Bamenda also boasts of a galaxy of fine journalists. Some of the prominent names include: the incisive Sam Nuvalla Fonkem, the baritone-voiced Joe Akwanga Ndifor; the encyclopaedic Herbert Boh; the smooth-talking and articulate Ntemfac Ofege with his flair for le mot juste. There was also the adversarial and abrasive…yes, got it…Charly Ndi Chia. There were – and there are – many more.
They were, for the most part, trenchant in their journalism. At times, they practised what Choves Loh calls ‘ugly journalism’ arguably because they were embroiled in ‘liberation journalism’. Their mantra appears to have been: comfort the uncomfortable and make the comfortable uncomfortable.
These journalism gurus demonstrated that the microphone, in particular, could be mightier than machine guns.
In the religious sphere, we have the towering Christian Cardinal Wiyghan Tumi, the enfant terrible of the regime, the Administration’s gadfly – constantly probing and prodding.
His countryman, late Archibishop Paul Verdzekov was intellectualism personified. The erudite prelate also wrote extensively.
And, of course, there was Bernard Fonlon, a kinsman to Verdzekov, Cameroon’s “genuine intellectual.” He, also, hailed from Bamenda.
In the medical domain there was Professor Victor Anomah Ngu of the Lasker Cancer Award fame, another Bamenda man. His prodigious research in the medical field brought global glory to Cameroon. Another distinguished medical king is Professor Daniel Noni Lantum. He is respected for blending modern and African approaches to health care.
The legal profession thrives with vigour and vim in Bamenda. Proof of this that it has produced the following legal luminaries as Presidents of the Cameroon Bar Association: Lawyer Luke Sendze, the Muna Brothers, and, today, Barrister Francis Sama.
On the educational front, Bamenda boasts of pacesetting institutions of learning: Cameroon College of Arts Science and Technology, the then citadel of West Cameroon academics.

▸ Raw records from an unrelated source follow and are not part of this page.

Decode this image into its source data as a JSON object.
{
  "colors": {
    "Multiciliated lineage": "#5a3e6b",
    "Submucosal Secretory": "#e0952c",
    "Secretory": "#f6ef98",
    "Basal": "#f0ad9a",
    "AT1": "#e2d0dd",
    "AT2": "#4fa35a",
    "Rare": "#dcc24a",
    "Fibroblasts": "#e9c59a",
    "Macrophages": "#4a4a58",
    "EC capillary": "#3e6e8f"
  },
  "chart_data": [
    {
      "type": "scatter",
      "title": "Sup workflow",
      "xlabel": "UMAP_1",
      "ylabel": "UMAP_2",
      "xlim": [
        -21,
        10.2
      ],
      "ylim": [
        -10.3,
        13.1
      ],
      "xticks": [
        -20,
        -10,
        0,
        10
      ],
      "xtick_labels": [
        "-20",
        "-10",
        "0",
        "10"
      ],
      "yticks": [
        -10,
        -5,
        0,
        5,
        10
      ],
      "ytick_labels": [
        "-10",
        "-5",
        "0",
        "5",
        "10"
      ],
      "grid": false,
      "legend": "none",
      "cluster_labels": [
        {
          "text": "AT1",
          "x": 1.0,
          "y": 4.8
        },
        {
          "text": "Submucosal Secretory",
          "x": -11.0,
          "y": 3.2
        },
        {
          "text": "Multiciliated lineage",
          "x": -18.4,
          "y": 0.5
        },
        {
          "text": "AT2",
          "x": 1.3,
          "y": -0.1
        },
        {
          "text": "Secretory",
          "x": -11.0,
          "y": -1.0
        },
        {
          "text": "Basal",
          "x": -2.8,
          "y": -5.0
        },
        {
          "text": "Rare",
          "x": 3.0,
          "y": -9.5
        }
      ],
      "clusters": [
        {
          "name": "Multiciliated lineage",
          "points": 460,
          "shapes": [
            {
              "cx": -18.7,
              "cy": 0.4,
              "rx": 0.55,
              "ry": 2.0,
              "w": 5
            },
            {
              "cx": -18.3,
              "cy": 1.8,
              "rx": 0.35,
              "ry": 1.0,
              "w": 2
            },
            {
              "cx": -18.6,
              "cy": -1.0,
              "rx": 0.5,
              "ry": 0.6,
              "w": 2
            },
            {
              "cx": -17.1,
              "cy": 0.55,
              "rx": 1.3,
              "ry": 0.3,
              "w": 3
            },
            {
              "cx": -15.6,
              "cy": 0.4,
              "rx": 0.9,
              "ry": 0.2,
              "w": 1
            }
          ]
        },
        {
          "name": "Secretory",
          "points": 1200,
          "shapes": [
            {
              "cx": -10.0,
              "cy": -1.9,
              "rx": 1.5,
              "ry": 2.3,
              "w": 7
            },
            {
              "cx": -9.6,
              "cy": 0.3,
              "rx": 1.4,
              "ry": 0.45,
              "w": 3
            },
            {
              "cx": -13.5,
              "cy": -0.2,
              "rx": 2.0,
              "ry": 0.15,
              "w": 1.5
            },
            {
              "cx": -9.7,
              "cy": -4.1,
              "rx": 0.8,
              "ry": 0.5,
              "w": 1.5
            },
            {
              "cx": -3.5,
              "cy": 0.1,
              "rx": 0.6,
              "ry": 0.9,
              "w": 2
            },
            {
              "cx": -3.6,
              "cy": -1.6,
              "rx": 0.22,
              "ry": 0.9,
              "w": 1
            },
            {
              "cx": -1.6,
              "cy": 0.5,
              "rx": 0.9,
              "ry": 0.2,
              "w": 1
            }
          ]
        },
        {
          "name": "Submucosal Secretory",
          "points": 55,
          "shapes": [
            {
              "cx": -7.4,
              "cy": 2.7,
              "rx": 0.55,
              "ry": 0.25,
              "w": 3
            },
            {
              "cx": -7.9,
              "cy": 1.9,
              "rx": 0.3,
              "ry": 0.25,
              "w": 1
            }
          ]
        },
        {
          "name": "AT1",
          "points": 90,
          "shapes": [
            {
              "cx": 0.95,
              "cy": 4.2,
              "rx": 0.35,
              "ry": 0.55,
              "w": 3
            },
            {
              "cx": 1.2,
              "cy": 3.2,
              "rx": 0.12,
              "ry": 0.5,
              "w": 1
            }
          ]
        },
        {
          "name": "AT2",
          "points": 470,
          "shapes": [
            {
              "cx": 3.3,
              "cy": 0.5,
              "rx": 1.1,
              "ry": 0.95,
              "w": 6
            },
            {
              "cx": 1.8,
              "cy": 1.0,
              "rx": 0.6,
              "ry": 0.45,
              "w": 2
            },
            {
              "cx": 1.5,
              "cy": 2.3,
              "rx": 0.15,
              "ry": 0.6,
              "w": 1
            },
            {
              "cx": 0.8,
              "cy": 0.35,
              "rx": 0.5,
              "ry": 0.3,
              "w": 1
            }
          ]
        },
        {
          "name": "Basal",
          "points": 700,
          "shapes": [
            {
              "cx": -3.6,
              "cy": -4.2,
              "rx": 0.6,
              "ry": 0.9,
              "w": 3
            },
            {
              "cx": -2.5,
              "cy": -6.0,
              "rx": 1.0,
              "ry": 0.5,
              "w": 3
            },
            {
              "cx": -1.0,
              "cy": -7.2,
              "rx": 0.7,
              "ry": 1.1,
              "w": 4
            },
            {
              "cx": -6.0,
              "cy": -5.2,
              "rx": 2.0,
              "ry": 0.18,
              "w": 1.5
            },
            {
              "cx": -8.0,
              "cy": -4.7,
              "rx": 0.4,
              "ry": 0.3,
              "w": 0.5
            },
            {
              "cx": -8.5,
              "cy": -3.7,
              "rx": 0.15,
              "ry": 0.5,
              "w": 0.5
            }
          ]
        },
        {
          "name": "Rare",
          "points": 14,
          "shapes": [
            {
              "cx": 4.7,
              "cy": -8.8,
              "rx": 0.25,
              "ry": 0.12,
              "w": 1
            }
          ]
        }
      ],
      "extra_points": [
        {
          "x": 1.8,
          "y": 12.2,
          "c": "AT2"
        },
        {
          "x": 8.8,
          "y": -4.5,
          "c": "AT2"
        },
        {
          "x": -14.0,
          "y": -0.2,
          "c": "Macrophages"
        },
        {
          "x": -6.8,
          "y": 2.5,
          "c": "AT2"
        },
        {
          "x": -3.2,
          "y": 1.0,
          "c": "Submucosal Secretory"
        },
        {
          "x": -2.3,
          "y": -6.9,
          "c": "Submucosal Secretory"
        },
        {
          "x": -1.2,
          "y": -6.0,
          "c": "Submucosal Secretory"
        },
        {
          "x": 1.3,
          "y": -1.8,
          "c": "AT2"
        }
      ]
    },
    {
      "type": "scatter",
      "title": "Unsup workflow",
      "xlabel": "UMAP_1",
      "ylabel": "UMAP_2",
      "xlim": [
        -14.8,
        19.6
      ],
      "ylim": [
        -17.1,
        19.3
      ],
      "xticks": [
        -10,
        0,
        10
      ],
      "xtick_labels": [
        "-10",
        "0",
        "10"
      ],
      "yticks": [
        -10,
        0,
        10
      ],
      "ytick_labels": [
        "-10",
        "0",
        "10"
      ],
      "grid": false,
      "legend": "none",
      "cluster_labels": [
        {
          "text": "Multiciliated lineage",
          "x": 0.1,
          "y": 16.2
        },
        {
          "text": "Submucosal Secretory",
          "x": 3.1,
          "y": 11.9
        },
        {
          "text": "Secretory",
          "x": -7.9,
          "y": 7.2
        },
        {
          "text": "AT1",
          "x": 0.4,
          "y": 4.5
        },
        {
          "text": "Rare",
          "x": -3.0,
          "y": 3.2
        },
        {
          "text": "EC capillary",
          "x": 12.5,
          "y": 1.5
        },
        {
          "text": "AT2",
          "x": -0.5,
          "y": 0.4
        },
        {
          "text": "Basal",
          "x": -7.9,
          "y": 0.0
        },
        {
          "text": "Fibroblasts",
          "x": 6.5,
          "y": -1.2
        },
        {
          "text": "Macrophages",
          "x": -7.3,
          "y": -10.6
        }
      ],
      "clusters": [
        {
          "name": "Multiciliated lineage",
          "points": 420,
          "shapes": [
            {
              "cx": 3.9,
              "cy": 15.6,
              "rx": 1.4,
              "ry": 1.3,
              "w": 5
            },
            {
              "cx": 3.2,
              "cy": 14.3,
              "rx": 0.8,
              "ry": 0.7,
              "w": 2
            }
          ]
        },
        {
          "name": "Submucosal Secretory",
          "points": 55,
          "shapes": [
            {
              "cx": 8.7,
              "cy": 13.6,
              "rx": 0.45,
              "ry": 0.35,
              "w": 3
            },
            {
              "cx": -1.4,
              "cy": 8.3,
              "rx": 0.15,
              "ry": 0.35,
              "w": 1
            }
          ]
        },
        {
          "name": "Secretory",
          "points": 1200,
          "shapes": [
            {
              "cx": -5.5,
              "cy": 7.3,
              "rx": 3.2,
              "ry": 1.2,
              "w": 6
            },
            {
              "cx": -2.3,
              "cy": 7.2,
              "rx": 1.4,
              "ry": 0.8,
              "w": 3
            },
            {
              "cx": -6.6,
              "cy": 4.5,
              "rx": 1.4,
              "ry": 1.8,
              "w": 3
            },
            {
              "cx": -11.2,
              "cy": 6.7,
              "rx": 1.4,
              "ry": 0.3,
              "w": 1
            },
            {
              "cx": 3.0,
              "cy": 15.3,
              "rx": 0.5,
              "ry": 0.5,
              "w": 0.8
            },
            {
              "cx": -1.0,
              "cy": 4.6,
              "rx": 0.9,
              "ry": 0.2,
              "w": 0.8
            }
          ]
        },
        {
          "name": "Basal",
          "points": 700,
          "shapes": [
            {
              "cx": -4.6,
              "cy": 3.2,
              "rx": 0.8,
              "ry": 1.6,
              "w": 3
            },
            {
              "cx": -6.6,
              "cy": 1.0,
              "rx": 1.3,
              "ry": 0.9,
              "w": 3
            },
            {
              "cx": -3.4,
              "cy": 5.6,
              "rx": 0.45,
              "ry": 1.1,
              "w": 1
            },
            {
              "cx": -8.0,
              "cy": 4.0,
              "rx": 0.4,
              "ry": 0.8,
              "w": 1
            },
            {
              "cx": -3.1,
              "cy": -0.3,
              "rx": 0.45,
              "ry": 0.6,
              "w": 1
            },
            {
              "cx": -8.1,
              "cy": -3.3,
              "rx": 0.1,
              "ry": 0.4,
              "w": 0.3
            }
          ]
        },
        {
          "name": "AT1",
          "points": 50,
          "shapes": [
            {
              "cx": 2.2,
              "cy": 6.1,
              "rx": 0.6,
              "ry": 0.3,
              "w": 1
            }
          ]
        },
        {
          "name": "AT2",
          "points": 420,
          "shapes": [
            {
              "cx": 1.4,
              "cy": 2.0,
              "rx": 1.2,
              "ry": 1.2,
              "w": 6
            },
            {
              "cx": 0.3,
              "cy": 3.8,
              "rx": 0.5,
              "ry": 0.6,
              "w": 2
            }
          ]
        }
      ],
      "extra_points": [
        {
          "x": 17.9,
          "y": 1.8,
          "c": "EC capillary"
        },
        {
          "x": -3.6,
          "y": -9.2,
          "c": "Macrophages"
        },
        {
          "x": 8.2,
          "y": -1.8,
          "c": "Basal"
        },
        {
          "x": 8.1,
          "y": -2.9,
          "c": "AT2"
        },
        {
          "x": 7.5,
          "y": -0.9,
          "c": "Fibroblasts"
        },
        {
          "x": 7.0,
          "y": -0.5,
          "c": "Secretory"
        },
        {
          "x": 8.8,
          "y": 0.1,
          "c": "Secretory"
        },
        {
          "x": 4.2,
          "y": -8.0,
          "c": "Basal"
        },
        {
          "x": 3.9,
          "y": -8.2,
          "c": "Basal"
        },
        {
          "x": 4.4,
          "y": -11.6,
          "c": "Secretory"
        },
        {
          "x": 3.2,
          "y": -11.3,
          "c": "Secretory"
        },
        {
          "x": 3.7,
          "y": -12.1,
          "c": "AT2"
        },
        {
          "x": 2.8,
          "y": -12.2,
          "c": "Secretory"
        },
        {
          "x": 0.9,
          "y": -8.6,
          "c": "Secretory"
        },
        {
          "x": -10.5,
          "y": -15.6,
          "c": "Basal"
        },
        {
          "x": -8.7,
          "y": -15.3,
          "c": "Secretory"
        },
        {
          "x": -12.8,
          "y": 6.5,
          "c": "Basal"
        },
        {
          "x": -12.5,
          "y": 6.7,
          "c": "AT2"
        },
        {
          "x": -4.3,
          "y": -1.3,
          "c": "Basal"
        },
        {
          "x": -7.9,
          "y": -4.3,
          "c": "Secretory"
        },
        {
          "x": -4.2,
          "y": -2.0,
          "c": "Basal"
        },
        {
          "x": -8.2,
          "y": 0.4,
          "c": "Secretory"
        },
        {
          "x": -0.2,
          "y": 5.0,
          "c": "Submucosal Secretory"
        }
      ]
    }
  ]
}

If West Cameroon had survived it was going to be transformed in to a University. Today, with High Schools sprouting here and there, CCAST has lost its lustre of yesterdays. But the nostalgia of those halcyon days lingers.
There is also the renowned Sacred Heart College, churning out scores of brittle-brained graduates yearly. Our Lady of Lourdes College, Bamenda, is the female photocopy of Sacred Heart College. A good number of vocal gender equality activists –feminists – are bred from Our Lady.